Before Ceres was discovered, astronomers were curious about the apparent gap seen between Mars and Jupiter. At the time, there was a hypothesis known as the Titus-Bode law, which basically noticed a pattern seen in the semi-major axes of the then-known seven planets. The hypothesis had recently gotten support because William Herschel discovered Uranus in 1781 near the predicted distance past Saturn. The hypothesis also predicted the existence of a planet between Mars and Jupiter located around 2.8 AU from the sun.
In 1801, Giuseppe Piazzi found Ceres more or less on accident. When he published his findings, he said Ceres looked like a comet but the object could be something more significant. Shortly after Ceres was confirmed, it was designated as a planet, along with other objects such as 2 Pallas, 3 Juno, and 4 Vesta; they held on to the planetary designation for about half a century, even as more and more objects were found orbiting in this same region. Ceres and it’s planetary palls were eventually reclassified as asteroids (just think, people feel like Pluto feels cheated – I’d hate to be in the Ceres camp).

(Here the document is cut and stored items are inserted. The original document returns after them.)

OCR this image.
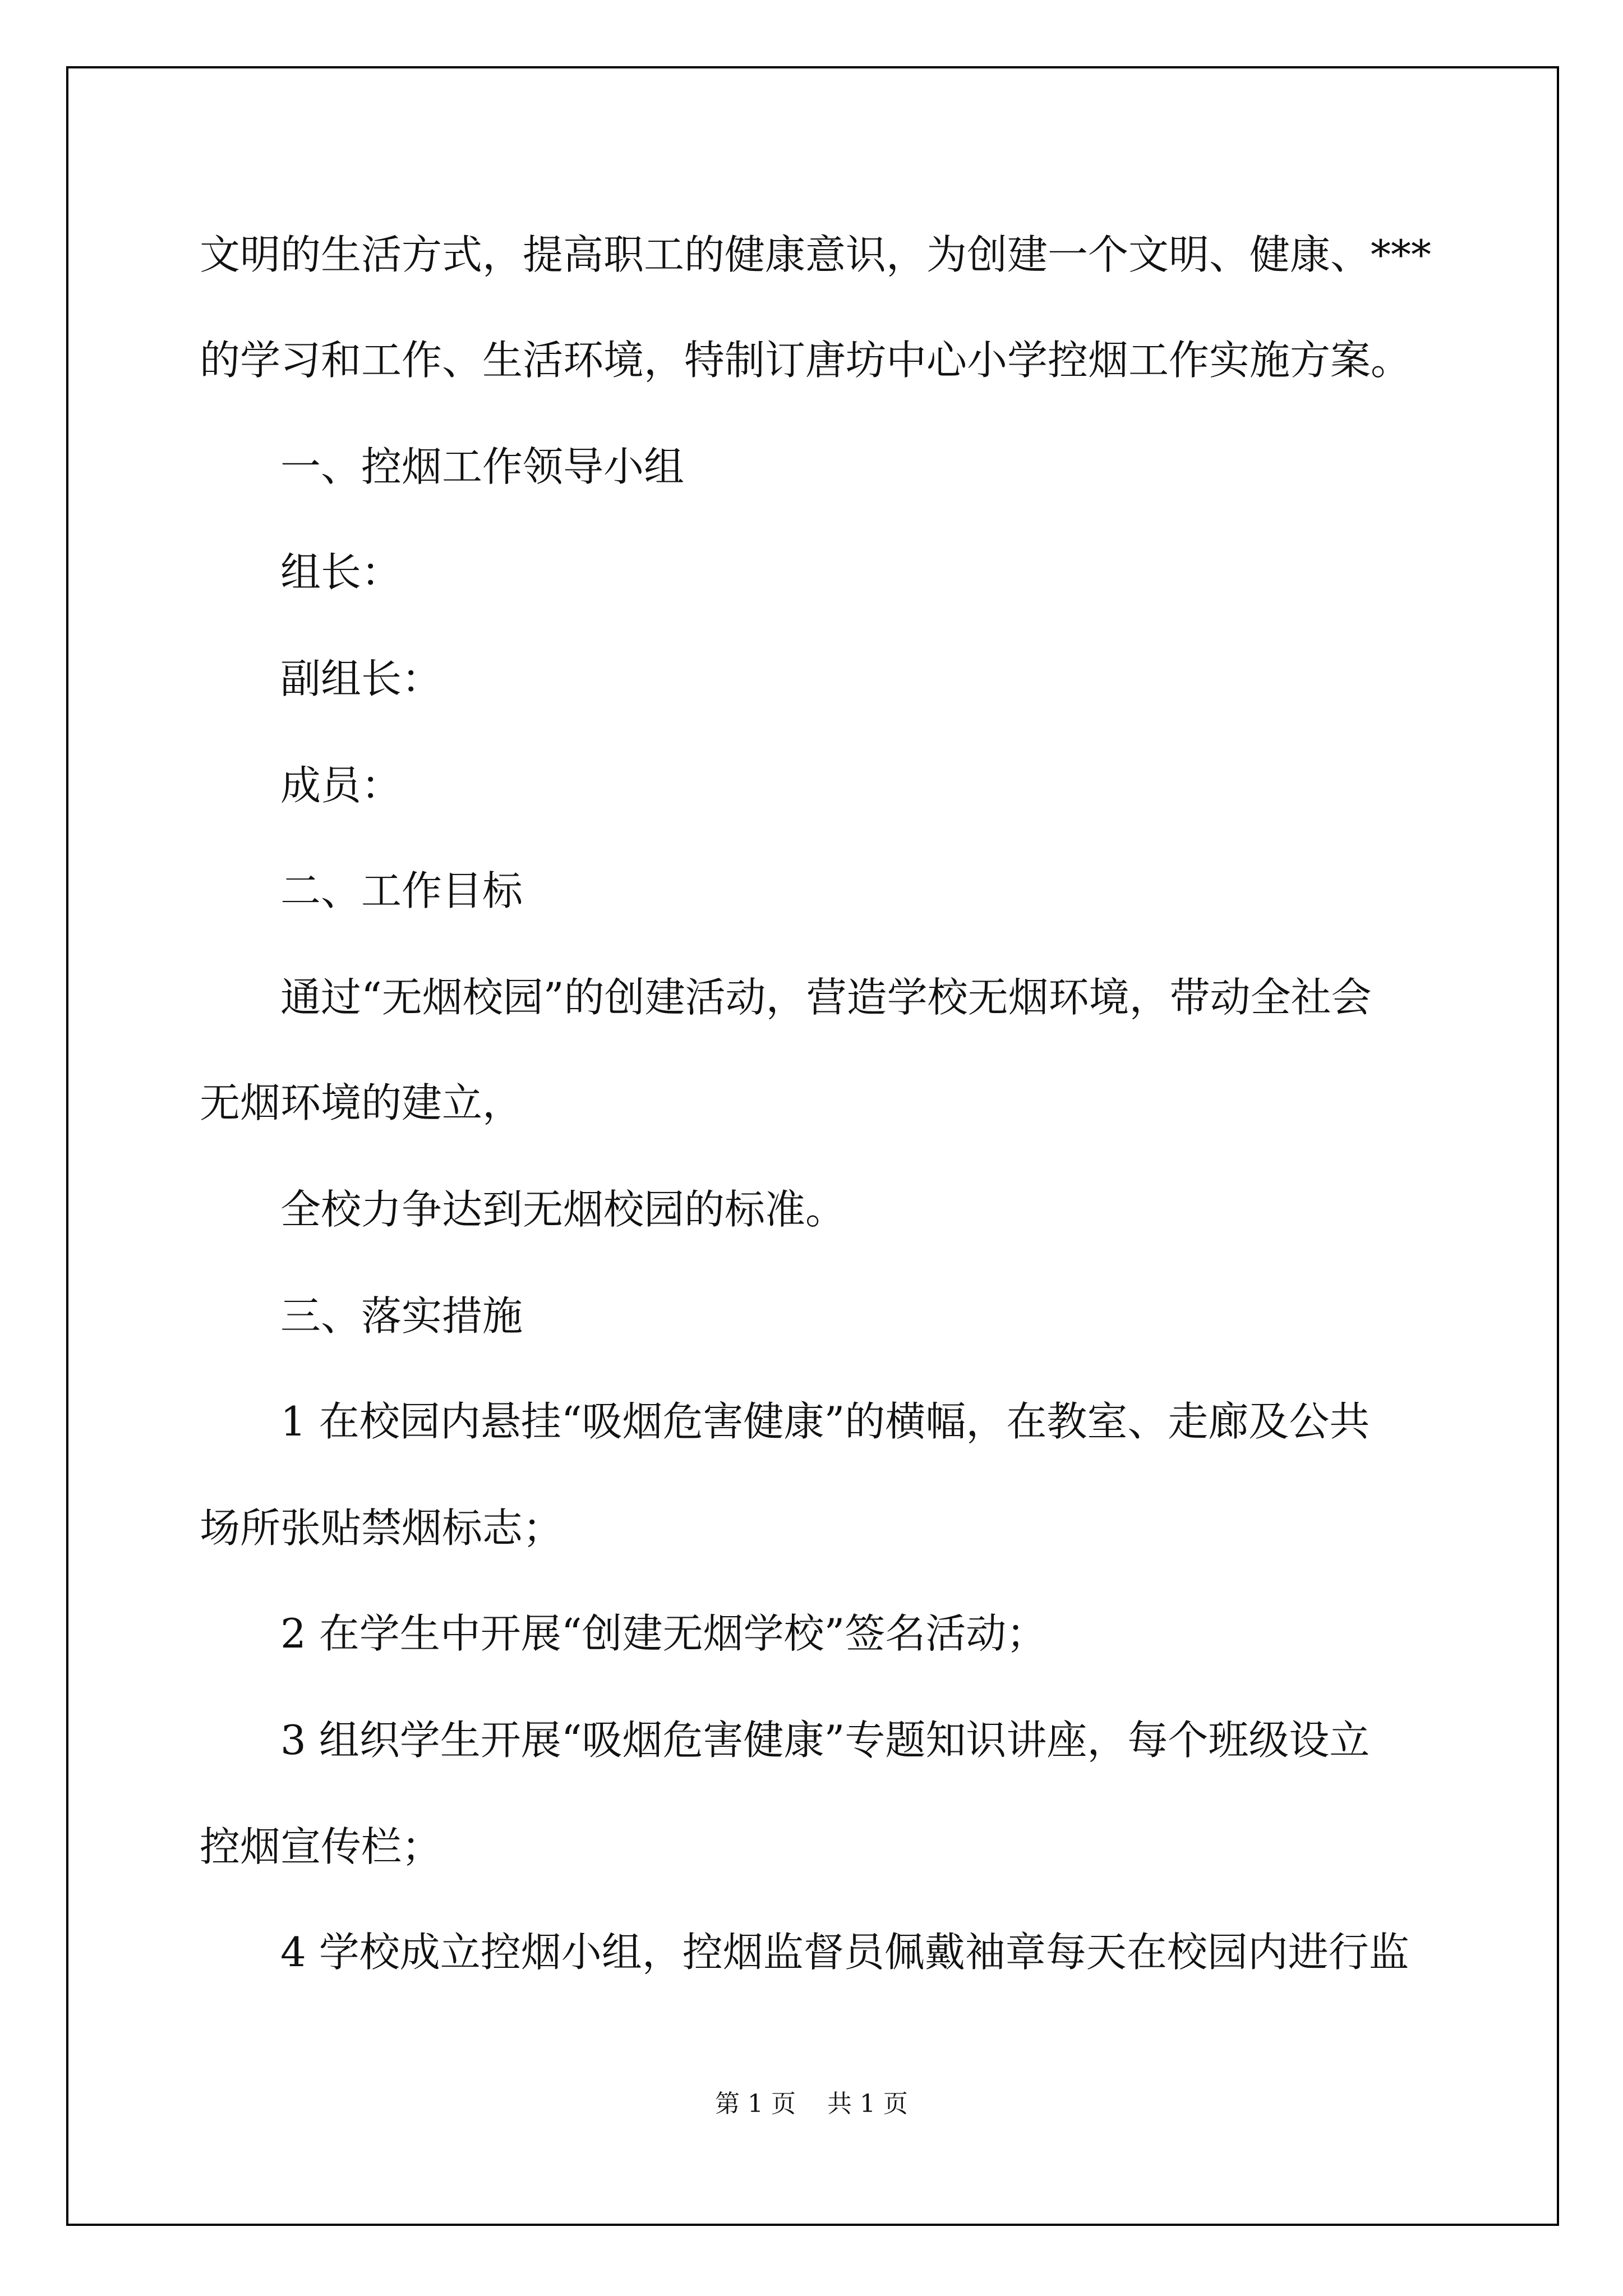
文明的生活方式，提高职工的健康意识，为创建一个文明、健康、***

的学习和工作、生活环境，特制订唐坊中心小学控烟工作实施方案。

一、控烟工作领导小组

组长：

副组长：

成员：

二、工作目标

通过“无烟校园”的创建活动，营造学校无烟环境，带动全社会

无烟环境的建立，

全校力争达到无烟校园的标准。

三、落实措施

1 在校园内悬挂“吸烟危害健康”的横幅，在教室、走廊及公共

场所张贴禁烟标志；

2 在学生中开展“创建无烟学校”签名活动；

3 组织学生开展“吸烟危害健康”专题知识讲座，每个班级设立

控烟宣传栏；

4 学校成立控烟小组，控烟监督员佩戴袖章每天在校园内进行监

第 1 页    共 1 页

As an interesting side note, in 1802, several astronomers were realizing that Ceres might be the first in a new class of objects. Herschel coined the term “asteroid” meaning “star-like” because he claimed “they resemble small stars so much as hardly to be distinguished from them, even by very good telescopes.” Because Ceres is the first such object to have been discovered, it was designated as 1 Ceres according to the modern system of asteroid numbering.
In the 2006 debate that eventually lead to a definition of ‘planet’, Ceres was back on the table. Ceres fulfills the first two definitions of planet since it’s circular and orbits the sun, but falls dismally short in the category of clearing its orbit – since it shares its orbit with thousands of asteroids. Thus, Ceres was reclassified again, this time, as a dwarf planet.